Emily: Let's say handling inevitable ups and downs and change, we talked about that right from the very start, just that flexibility in life, that understanding that life is going to throw you some stuff, it's going to suck, and there's not always a contingency plan for them. You just have to go with the flow at times, and that's really okay. Remembering that it is inevitable that someone in your life is going to make a mistake, they're going to piss you off, they're going to let you down, there are ways to weather that and ways to handle that.

Dedeker: Yes. I feel this is something that I'm often having to drop in as a reminder with the clients that I work with who are just opening up their relationship or new to it, is that it's so important to create structures, find ways to foster safety and a mindset that understands there's going to be some times where things start to fall apart a little bit or someone steps on somebody's toes, or someone miscommunicates, or there's a misunderstanding or things like that, and we have to be able to essentially set ourselves up so that it's the first time that happens, it doesn't all just fall apart. The whole house of cards doesn't come tumbling down, I think that really speaks to this psychological flexibility.

Other things such as, like we said, being able to bring ourselves back into the present in order to support a partner who's going through a tough time, being able to actually be there for them. Call back to our episode with Jessica Fern about her poly secure book is that that's a basis of attachment security. Is that, “Are you here? Are you here with me?” Being able to be present is a huge part of that.

Also, dealing with unexpected negative emotions that come up. All the time, I see that things like jealousy or relationship insecurity sometimes catch you totally off guard. I know for myself, 10 years into non-monogamy, every single time I think that I'm enlightened, I've figured it out, and I'm so great. It's like something comes out of left field where I'm like, “Oh shit, I was not expecting that and that's really uncomfortable.
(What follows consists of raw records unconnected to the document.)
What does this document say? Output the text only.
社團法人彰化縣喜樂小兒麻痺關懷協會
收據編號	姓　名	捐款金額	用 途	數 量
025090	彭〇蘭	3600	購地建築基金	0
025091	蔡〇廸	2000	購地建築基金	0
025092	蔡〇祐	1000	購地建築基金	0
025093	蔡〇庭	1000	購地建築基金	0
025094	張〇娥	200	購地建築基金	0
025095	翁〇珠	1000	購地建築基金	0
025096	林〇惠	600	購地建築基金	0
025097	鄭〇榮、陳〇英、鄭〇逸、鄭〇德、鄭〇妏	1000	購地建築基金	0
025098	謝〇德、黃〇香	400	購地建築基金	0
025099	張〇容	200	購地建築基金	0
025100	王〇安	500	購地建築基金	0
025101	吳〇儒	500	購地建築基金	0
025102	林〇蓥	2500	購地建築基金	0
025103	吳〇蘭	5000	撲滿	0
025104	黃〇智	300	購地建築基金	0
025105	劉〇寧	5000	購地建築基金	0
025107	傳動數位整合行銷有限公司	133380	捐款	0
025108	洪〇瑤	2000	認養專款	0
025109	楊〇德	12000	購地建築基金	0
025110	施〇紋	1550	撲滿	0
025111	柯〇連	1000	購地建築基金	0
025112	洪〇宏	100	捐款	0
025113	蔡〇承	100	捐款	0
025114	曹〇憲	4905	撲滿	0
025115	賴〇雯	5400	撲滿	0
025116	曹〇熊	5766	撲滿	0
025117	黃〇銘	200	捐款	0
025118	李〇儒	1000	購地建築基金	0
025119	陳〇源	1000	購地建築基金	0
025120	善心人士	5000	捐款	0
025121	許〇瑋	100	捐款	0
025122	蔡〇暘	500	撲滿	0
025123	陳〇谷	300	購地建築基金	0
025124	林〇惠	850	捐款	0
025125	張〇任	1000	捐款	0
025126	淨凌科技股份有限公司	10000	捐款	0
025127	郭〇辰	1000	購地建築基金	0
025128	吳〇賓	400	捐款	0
That's a really uncomfortable piece of personal growth.”

Those skills like being able to defuse, self as context can really help. Especially, because what I see all the time is people like me who've been doing this for a long time, if suddenly jealousy, envy, or something comes up, they're like, “Oh my God, I thought that I was a "good poly person" who doesn't do this anymore or doesn't feel this way anymore.” Being able to tap into that sense of compassion and stepping outside of your inner experience can also be extremely helpful.

Jase: Yes.

Dedeker: Well, gang, how flexible do you feel? Can your brains do the splits yet?

Emily: It’s on the way, I got a good half split, definitely great half split going on. I need to use my blocks, my yoga blocks on either end of my body so that I can keep myself upright and not break, but we're getting there.
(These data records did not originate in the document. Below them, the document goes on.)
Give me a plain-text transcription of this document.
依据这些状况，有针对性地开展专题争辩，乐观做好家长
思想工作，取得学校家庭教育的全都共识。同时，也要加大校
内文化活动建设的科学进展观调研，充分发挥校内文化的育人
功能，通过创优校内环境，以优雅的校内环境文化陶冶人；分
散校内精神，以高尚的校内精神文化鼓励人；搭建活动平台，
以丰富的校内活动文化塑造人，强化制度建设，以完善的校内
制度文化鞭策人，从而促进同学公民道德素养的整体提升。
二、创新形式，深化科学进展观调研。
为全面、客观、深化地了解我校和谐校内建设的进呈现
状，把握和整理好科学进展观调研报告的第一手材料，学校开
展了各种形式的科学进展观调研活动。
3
Jase: Yes. My pigeon is getting a lot better, but I’m not fully to the splits yet.

Dedeker: Yes. I know, writing this--

Emily: We’re all a work in progress.

Dedeker: Writing this episode was really interesting because it definitely helped me to see like, “Oh, I feel like I actually do this really well,” and other areas where I'm like, “I do that really poorly.”

Emily: What do you do poorly?

Dedeker: Oh my God, do you really want me to lay it out right here, right now? So many of these things.

Emily: We don’t have to, it’s fine, but yes, that surprises me.